October 12, 2016 – Halifax, NS – Department of Justice Canada

Victims of crime deserve to have access to services that respond to their needs as well as the needs of their families and communities.

Today, Member of Parliament for Halifax Andy Fillmore, on behalf of the Honourable Jody Wilson-Raybould, Minister of Justice and Attorney General of Canada, accompanied by the Honourable Diana Whalen, Minister of Justice and Attorney General of Nova Scotia, announced funding of more than $3.75 million over five years to help Victims Services at the Nova Scotia Department of Justice build its capacity to respond to an increasing demand for victims services. The funding will support direct services to victims of crime that include services tailored to Indigenous victims, resources to help victims collect restitution payments from offenders, and measures to facilitate the participation of victims in the justice system.


“Victim services are an important part of a justice system that is fair, efficient and accessible to all Canadians. Victims should have access to services and programs that can help them recover from the crimes committed against them, as well as opportunities for meaningful participation in the criminal justice system. This can be particularly true for victims who also are more vulnerable due to cultural, social and economic challenges. This includes women, Indigenous peoples, minority groups and immigrants. I am pleased that this funding will provide enhanced supports to these and other victims.”

Andy Fillmore
Member of Parliament for Halifax

“I want to thank the Government of Canada for their investment in victim services on behalf of all Nova Scotians," said Justice Minister Diana Whalen. "This agreement will help victims of crime navigate the justice system and receive the support they need.”

The Honourable Diana Whalen
Minister of Justice and Attorney General of Nova Scotia

Quick Facts

  • Indigenous people are often over-represented in the criminal justice system, both as offenders and as victims of crime.
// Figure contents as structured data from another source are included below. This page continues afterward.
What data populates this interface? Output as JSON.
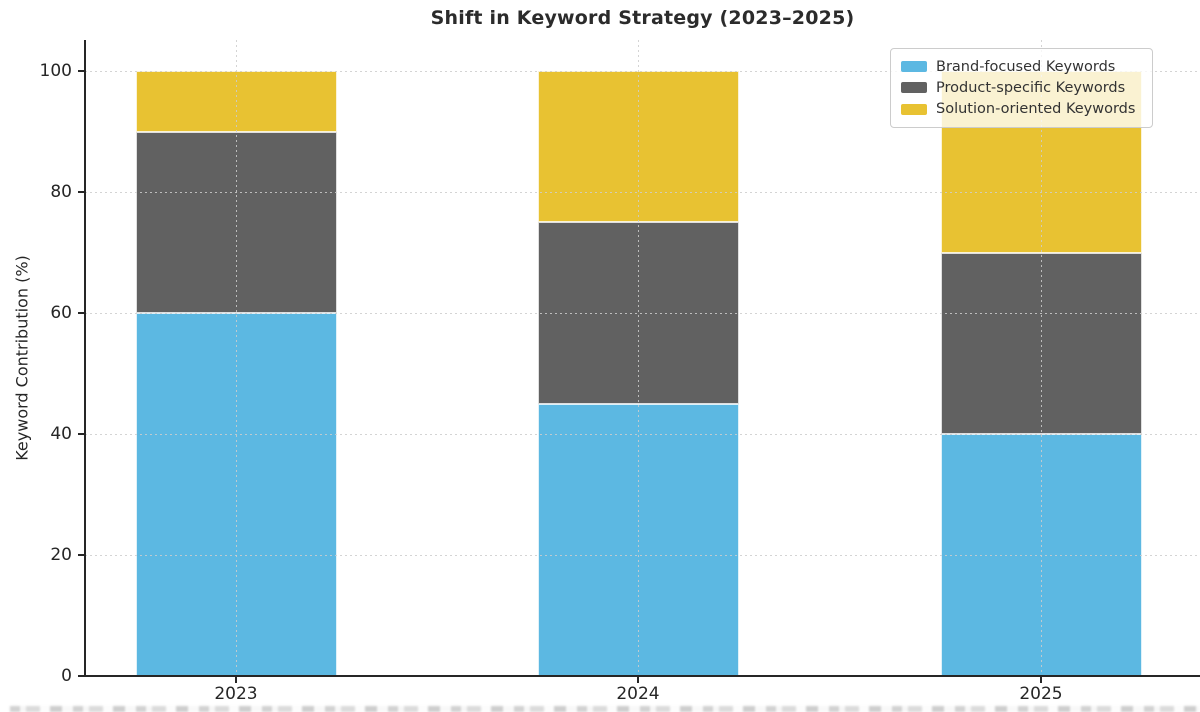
{
  "page": {
    "background": "#ffffff"
  },
  "chart_data": {
    "type": "bar",
    "stacked": true,
    "title": "Shift in Keyword Strategy (2023–2025)",
    "ylabel": "Keyword Contribution (%)",
    "xlabel": "",
    "categories": [
      "2023",
      "2024",
      "2025"
    ],
    "series": [
      {
        "name": "Brand-focused Keywords",
        "color": "#5CB8E2",
        "values": [
          60,
          45,
          40
        ]
      },
      {
        "name": "Product-specific Keywords",
        "color": "#616161",
        "values": [
          30,
          30,
          30
        ]
      },
      {
        "name": "Solution-oriented Keywords",
        "color": "#E8C232",
        "values": [
          10,
          25,
          30
        ]
      }
    ],
    "ylim": [
      0,
      105
    ],
    "yticks": [
      0,
      20,
      40,
      60,
      80,
      100
    ],
    "grid": true,
    "grid_style": "dotted",
    "grid_above_bars": true,
    "legend_position": "upper right",
    "axis_color": "#262626",
    "grid_color": "#cdcdcd",
    "text_color": "#262626"
  }
}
This funding responds to the needs of victims of crime who are Indigenous by supporting an Aboriginal Victim Case Coordinator position in the Provincial Victim Services Program and contributing to culturally supportive services delivered by the Mi'kmaw Legal Support Network.
  • The Government of Canada's contribution will help fund a coordinator to assist victims in collecting restitution payments from offenders. Enforcing restitution payments in civil courts is often a long and complex process that is rarely successful.
  • The Canadian Victims Bill of Rights includes rights for victims to participate in the criminal justice process. This funding will help cover victims' expenses when travelling to court to deliver their impact statements. As well, the funding will go towards testimonial aids such as video conferencing equipment that would allow victims to provide testimony or impact statements from outside the courtroom.
  • This contribution is made available through the Department of Justice Canada's Victims Fund. In 2016-2017, this Fund will provide more than $21 million to provincial and territorial governments and non-governmental organizations to increase awareness and knowledge of victim issues, legislation, and services available, as well as to develop and deliver victim programs, services, and assistance to meet gaps in services for victims of crime. To date, Justice has also announced Victims Fund agreements with the provinces of British Columbia, Prince Edward Island and New Brunswick.